Le conseiller national et président de l'UDC Toni Brunner a été entendu lundi par la Commission des affaires juridiques du Conseil des Etats sur la levée de son immunité parlementaire, a indiqué le parti dans un communiqué. Le parlementaire saint-gallois, selon l'UDC, s'est défendu en faisant valoir que la procédure instruite contre lui par le procureur fédéral extraordinaire Pierre Cornu était irrégulière. Il a décidé de porter l'affaire devant le Tribunal pénal fédéral.

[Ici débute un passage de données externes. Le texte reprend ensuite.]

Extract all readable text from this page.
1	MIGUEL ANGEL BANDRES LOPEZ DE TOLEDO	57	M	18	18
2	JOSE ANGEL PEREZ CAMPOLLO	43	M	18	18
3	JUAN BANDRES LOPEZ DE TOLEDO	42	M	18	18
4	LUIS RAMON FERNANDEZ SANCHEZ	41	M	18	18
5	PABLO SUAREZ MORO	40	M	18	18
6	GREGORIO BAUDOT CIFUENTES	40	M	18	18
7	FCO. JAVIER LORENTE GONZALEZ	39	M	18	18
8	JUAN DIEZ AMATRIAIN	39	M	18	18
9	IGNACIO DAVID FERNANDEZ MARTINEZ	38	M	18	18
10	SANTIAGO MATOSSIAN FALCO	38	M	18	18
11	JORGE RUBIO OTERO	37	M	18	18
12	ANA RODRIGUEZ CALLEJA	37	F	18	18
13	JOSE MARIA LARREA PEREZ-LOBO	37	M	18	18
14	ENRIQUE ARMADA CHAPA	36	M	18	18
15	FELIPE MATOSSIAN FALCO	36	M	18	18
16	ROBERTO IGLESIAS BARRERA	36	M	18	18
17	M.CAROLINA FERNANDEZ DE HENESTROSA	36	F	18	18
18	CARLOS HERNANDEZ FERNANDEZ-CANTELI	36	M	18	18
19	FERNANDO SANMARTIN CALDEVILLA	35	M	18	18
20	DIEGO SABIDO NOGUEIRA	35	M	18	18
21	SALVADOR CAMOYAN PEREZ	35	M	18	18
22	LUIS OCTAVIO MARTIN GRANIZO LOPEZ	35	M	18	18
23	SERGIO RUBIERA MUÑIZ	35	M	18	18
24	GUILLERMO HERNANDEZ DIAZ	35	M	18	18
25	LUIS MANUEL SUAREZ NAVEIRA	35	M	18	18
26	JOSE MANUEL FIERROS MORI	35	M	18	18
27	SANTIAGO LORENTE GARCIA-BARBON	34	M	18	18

Enquête sur l'origine des fuites

Le procureur Pierre Cornu a été chargé d'enquêter sur les fuites qui ont émaillé, l'an dernier, les travaux de la Commission de gestion du Conseil national sur les circonstances de la démission de l'ancien procureur général de la Confédération Valentin Roschacher, exigée par Christoph Blocher.

Toni Brunner n'a pas contesté avoir transmis au chef du Département fédéral de justice et police d'alors, durant l'été 2007, certaines informations relatives aux investigations de la commission avant que le conseiller fédéral en soit officiellement averti.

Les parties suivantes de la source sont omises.